Because he's an overgrown infant with a gun and a badge, without morals or honor. That's why. Like the people who hired him and all his friends.



I am by no means saying that the ends justified the means here, but what can we say about the civilian in this video?
She, by her own admission, 'has no problem abiding by the law.' However she did not. And her reasoning was she was being spoken to disrespectfully, which she stated very disrespectfully.

Once she was told that she was going to be handcuffed, did she place her hands on the hood or behind her back peacfully? or did she refuse to and physically resist. I believe the dashcam shows that she resisted. So at this stage, she not only disobeyed the law, disobeyed the request of the officder, she proceeded to resist physically being handcuffed. I suppose she thought that the officer would just allow her to walk away?

"I know that I am attempting to place you under arrest ma'am for admittedly breaking the law, but since you don't want me to, I'll just stand here and you can do whatever you want ma'am. Here, I'll hand you the cuffs and you can put them on yourself at your leisure, or how about you just turn yourself in to the station at your eraliest convenience, Have a blessed day!"

I think thats the response that she expected and probably alot of members here as well. But that simply isnt going to happen. And then to top it off, when she was subdued she decided to kick the officer out of frustration.
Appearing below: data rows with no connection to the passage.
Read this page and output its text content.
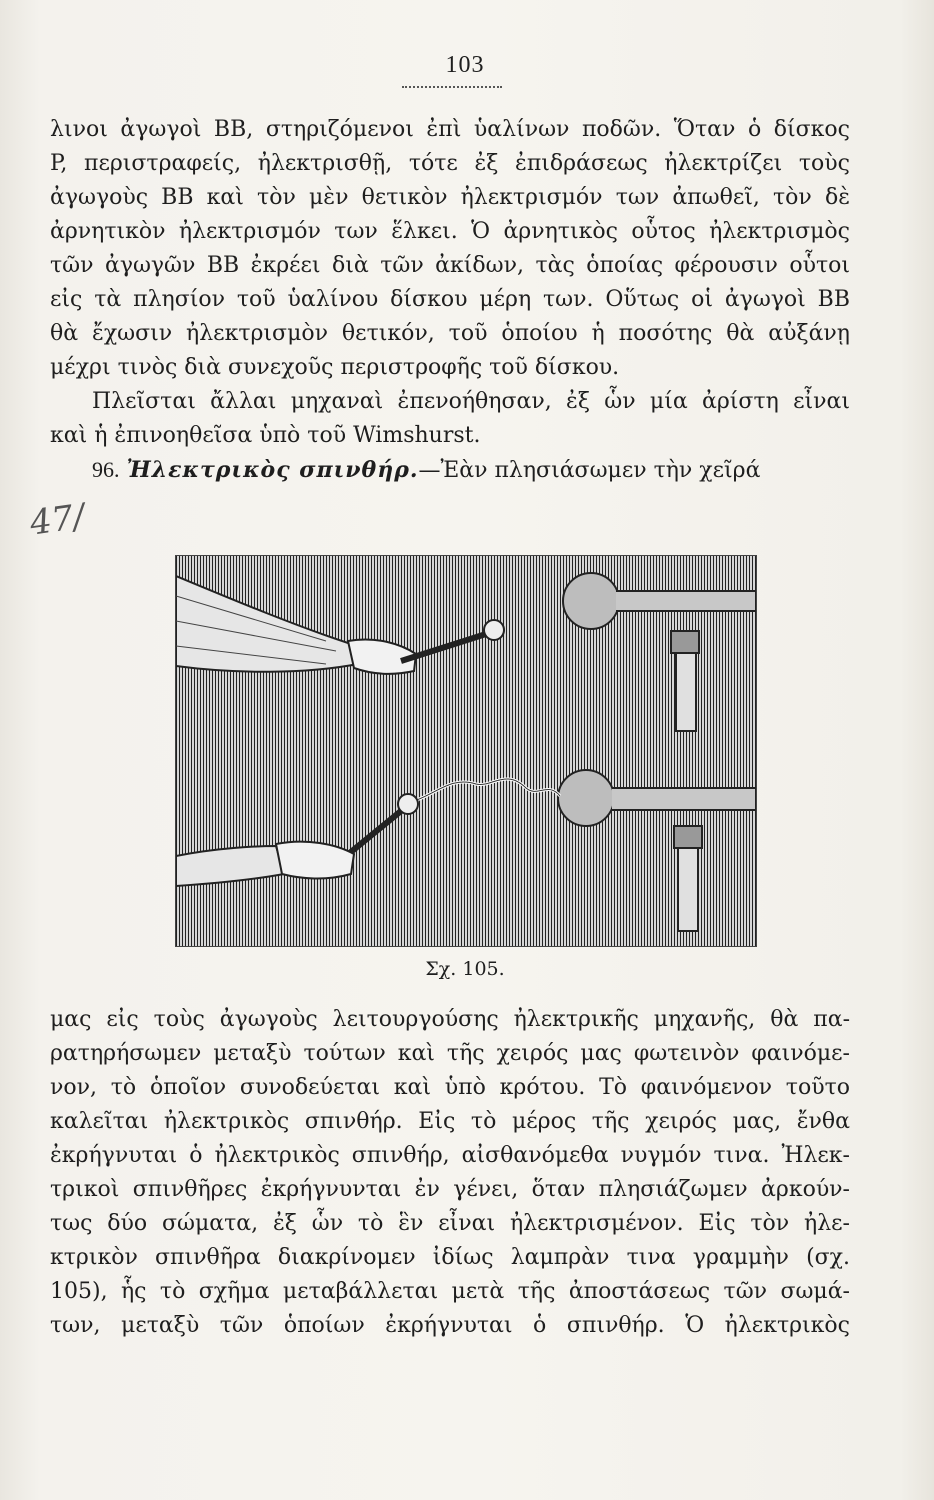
103
λινοι ἀγωγοὶ BB, στηριζόμενοι ἐπὶ ὑαλίνων ποδῶν. Ὅταν ὁ δίσκος
P, περιστραφείς, ἠλεκτρισθῇ, τότε ἐξ ἐπιδράσεως ἠλεκτρίζει τοὺς
ἀγωγοὺς BB καὶ τὸν μὲν θετικὸν ἠλεκτρισμόν των ἀπωθεῖ, τὸν δὲ
ἀρνητικὸν ἠλεκτρισμόν των ἕλκει. Ὁ ἀρνητικὸς οὗτος ἠλεκτρισμὸς
τῶν ἀγωγῶν BB ἐκρέει διὰ τῶν ἀκίδων, τὰς ὁποίας φέρουσιν οὗτοι
εἰς τὰ πλησίον τοῦ ὑαλίνου δίσκου μέρη των. Οὕτως οἱ ἀγωγοὶ BB
θὰ ἔχωσιν ἠλεκτρισμὸν θετικόν, τοῦ ὁποίου ἡ ποσότης θὰ αὐξάνῃ
μέχρι τινὸς διὰ συνεχοῦς περιστροφῆς τοῦ δίσκου.
Πλεῖσται ἄλλαι μηχαναὶ ἐπενοήθησαν, ἐξ ὧν μία ἀρίστη εἶναι
καὶ ἡ ἐπινοηθεῖσα ὑπὸ τοῦ Wimshurst.
96. Ἠλεκτρικὸς σπινθήρ.—Ἐὰν πλησιάσωμεν τὴν χεῖρά
47/
Σχ. 105.
μας εἰς τοὺς ἀγωγοὺς λειτουργούσης ἠλεκτρικῆς μηχανῆς, θὰ πα-
ρατηρήσωμεν μεταξὺ τούτων καὶ τῆς χειρός μας φωτεινὸν φαινόμε-
νον, τὸ ὁποῖον συνοδεύεται καὶ ὑπὸ κρότου. Τὸ φαινόμενον τοῦτο
καλεῖται ἠλεκτρικὸς σπινθήρ. Εἰς τὸ μέρος τῆς χειρός μας, ἔνθα
ἐκρήγνυται ὁ ἠλεκτρικὸς σπινθήρ, αἰσθανόμεθα νυγμόν τινα. Ἠλεκ-
τρικοὶ σπινθῆρες ἐκρήγνυνται ἐν γένει, ὅταν πλησιάζωμεν ἀρκούν-
τως δύο σώματα, ἐξ ὧν τὸ ἓν εἶναι ἠλεκτρισμένον. Εἰς τὸν ἠλε-
κτρικὸν σπινθῆρα διακρίνομεν ἰδίως λαμπρὰν τινα γραμμὴν (σχ.
105), ἧς τὸ σχῆμα μεταβάλλεται μετὰ τῆς ἀποστάσεως τῶν σωμά-
των, μεταξὺ τῶν ὁποίων ἐκρήγνυται ὁ σπινθήρ. Ὁ ἠλεκτρικὸς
"She was exposed, told officer she was exposed," Roby said of her client while she was on the ground. "Her dress was up; the officer was reaching toward her anatomy. She felt uncomfortable with hands going there."


He was reaching toward her anatomy? Am I to believe that this educated ASU professor thought she was going to be sexually abused as well right on the street in the middle of public by the police officer? Ok maybe she did think that. But just one kick? She very clearly delivered one kick to his shin out of frustration and turned away. No fear. Violence out of frustration.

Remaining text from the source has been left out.